Bhutan Implements National Adaptation Plan To Counter Adverse Impact Of Climate Change
The new project builds on work already underway to identify and respond to climate change impacts.
By Staff Reporter | BBS
Bhutan stepped up its response to climate change with the launch of a project to advance its National Adaptation Plan (focused on water) on 20 June.
According to a press release, the project, to be implemented with the support of the United Nations Development Programme (UNDP), benefits from a US$ 2.7m grant from the Green Climate Fund.
This fund was created under the United Nations Framework Convention on Climate Change (UNFCCC) to support the efforts of developing countries to respond to the challenges of climate change.
The formulation and implementation of the National Adaptation Plan will be led by the National Environment Commission Secretariat (NECS), in collaboration with several other government agencies.
Civil Society Organisations and the Academia of Bhutan will also have an active role in shaping the process.
Environmental threats faced by Bhutan
Currently, Bhutan faces a range of threats arising from climate change. Heavy rainfall is becoming more common and has led to flash floods and landslides.
At the same time, melting glaciers are impacting water availability and creating a looming risk of glacial lakes outburst floods (GLOF). In some pockets of the country, there are reports of streams drying up, causing water scarcity.
The Lemthang Tsho GLOF breached in the evening of 28 July 2015 in north-western Bhutan. The collapse of a near vertical wall of supra-glacial lake triggered by 2 days of incessant rainfall opened up the englacial conduit. This caused the emptying of the interconnected supraglacial lakes into Lemthang Tsho.
Photo: Springer Link
The hydropower, agriculture, and tourism sectors, which together account for almost a quarter of the Gross Domestic Product (GDP) of Bhutan, are all highly dependent on and affected by climate variability and natural hazards.
The agricultural sector alone is the lifeline of around 58 per cent of the population and generates around 17 per cent of Bhutan’s GDP.
Active steps taken by Bhutan to adapt to the adverse impacts of climate change
“Bhutan has been working continuously to adapt to the adverse impacts of climate change through independent projects and programs. The National Adaptation Plan will take it a step forward by planning for medium and long term adaptation interventions,” said Phento Tshering, the Officiating Secretary of NECS.
“By the end of the project, we will have a fully formulated first National Adaptation Plan of Bhutan and also a monitoring and evaluation system to assess climate resilience.”
The new project builds on work already underway to identify and respond to climate change impacts such as:
- a comprehensive National Adaptation Programme of Action,
- Bhutan’s Nationally Determined Contribution under the Paris Agreement (including both mitigation and adaptation), and
- a current Five-Year Plan with a focus on climate and disaster resilience.

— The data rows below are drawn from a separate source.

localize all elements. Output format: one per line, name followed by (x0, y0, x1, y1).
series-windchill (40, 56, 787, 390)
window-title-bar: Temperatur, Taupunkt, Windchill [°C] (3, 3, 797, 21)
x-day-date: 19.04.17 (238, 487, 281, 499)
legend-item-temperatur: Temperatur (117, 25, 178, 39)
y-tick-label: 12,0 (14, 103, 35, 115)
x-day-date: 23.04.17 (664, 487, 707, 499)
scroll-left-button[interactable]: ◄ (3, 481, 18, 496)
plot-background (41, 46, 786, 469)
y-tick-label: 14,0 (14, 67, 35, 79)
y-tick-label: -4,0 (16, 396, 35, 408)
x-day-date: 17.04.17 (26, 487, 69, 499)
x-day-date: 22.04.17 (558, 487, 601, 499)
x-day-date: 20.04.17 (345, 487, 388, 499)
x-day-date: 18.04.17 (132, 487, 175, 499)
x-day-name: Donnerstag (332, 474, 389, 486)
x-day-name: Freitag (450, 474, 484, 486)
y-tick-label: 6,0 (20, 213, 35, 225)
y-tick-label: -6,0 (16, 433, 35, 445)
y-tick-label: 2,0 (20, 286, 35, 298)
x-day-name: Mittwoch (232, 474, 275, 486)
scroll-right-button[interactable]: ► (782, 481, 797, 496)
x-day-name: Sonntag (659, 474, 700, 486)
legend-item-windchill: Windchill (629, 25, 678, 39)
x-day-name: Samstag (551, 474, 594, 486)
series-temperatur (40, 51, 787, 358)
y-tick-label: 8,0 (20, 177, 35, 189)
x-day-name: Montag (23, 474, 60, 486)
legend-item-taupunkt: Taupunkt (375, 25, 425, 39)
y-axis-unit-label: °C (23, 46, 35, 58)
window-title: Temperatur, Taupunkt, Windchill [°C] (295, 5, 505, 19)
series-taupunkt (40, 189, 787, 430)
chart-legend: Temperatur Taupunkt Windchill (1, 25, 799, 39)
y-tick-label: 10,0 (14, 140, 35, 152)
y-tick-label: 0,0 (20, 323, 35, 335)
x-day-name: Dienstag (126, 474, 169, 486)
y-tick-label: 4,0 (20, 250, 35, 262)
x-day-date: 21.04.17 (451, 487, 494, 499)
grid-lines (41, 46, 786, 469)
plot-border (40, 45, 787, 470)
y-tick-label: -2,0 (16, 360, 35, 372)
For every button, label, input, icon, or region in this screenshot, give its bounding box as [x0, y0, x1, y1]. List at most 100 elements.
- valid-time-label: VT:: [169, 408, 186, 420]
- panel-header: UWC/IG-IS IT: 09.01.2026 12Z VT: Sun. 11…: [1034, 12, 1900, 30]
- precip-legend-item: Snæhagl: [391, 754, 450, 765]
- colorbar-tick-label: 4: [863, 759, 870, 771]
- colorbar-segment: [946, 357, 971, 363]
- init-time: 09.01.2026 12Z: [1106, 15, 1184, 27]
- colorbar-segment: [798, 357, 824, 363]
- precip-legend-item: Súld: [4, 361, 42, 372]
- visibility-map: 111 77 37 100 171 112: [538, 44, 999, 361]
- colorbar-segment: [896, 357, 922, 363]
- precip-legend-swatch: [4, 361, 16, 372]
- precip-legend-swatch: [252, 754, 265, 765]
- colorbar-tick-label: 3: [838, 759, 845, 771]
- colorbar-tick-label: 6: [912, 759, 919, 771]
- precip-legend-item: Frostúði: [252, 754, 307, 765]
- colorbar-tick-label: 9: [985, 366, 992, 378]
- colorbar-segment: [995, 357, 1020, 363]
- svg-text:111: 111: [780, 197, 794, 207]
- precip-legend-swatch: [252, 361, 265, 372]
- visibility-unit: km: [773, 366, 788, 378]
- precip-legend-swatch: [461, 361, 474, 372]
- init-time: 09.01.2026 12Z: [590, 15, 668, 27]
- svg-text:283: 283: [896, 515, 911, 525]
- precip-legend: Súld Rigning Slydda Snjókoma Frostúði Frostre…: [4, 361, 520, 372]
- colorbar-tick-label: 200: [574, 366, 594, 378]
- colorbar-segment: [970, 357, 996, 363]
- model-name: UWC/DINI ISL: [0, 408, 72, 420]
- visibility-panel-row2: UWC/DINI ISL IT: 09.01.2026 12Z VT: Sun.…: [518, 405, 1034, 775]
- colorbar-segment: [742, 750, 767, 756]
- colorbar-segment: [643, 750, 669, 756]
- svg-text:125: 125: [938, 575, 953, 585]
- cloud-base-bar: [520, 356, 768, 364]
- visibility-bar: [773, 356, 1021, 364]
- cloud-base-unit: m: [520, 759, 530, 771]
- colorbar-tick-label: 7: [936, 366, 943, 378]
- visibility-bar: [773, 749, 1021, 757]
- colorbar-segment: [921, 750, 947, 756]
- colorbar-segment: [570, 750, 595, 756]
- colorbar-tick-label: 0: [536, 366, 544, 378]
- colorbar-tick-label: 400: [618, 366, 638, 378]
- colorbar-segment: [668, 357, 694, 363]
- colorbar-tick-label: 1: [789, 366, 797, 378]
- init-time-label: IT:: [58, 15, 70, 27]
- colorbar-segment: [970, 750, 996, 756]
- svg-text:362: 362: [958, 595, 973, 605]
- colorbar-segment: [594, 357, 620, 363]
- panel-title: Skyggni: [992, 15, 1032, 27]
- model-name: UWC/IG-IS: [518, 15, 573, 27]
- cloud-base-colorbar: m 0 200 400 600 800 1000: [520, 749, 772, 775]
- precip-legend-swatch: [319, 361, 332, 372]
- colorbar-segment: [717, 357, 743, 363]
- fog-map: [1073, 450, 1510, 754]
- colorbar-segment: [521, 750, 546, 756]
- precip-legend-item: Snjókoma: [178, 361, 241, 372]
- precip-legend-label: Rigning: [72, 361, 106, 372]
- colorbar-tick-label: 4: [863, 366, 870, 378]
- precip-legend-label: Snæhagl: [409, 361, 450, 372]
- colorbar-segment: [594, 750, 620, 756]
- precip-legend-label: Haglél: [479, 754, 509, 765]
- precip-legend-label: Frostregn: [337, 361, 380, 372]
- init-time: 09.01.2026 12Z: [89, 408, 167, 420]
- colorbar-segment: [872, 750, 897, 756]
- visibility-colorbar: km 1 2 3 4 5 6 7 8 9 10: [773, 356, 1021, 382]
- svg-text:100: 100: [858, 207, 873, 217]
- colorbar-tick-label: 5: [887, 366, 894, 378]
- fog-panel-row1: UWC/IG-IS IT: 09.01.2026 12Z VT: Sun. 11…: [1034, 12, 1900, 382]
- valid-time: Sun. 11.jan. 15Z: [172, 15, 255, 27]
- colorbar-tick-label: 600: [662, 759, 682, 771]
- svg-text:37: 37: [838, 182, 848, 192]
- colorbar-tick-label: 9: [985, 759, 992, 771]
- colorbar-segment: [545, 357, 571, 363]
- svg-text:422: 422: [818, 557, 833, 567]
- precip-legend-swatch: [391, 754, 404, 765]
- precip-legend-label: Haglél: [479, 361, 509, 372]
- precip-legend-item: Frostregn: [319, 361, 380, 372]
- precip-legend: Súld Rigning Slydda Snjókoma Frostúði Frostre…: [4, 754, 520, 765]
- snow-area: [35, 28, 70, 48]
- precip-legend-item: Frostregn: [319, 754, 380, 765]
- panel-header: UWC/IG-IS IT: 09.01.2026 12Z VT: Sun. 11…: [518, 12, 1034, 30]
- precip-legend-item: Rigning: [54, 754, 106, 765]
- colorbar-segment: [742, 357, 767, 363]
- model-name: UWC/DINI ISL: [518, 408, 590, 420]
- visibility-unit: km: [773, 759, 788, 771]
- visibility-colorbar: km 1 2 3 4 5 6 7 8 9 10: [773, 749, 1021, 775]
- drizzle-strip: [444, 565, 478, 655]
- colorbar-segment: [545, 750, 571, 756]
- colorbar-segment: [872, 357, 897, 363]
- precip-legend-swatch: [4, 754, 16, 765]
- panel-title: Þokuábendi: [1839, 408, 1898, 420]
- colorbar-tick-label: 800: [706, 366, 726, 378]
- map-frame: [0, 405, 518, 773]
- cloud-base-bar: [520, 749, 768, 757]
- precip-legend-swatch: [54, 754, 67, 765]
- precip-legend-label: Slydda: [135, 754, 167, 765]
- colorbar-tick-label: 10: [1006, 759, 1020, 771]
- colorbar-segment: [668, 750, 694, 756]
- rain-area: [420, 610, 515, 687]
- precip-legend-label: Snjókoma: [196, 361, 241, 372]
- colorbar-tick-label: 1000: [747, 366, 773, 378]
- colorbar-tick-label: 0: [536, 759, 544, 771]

Water security has consistently been identified as a national priority for Bhutan
“The advancement of Bhutan’s National Adaptation Plan is absolutely key not only for building resilience against climate change but also for advancing the 2030 Agenda across the board,” said the Resident Representative of UNDP Bhutan, Azusa Kubota.
“This is a key moment for the country and timely for the UN Climate Action Summit as it reflects the leadership of the Royal Government of Bhutan in achieving low-emission and climate-resilient development, specifically in securing one of the most precious resources we have on our mother planet: water.”
She added that the UNDP has been a long-time partner of the Royal Government of Bhutan in climate adaptation and development.
“We are proud to have supported a number of successful projects,which have contributed to reducing glacial lake outburst flood risks, enhancing national, local and community capacity to prepare for and respond to climate-induced disasters, and maintaining sustainable forest and agricultural systems. The UNDP looks forward to working with the government in further advancing its National Adaptation Plan.”
This article first appeared in BBS and has been edited for Daily Bhutan.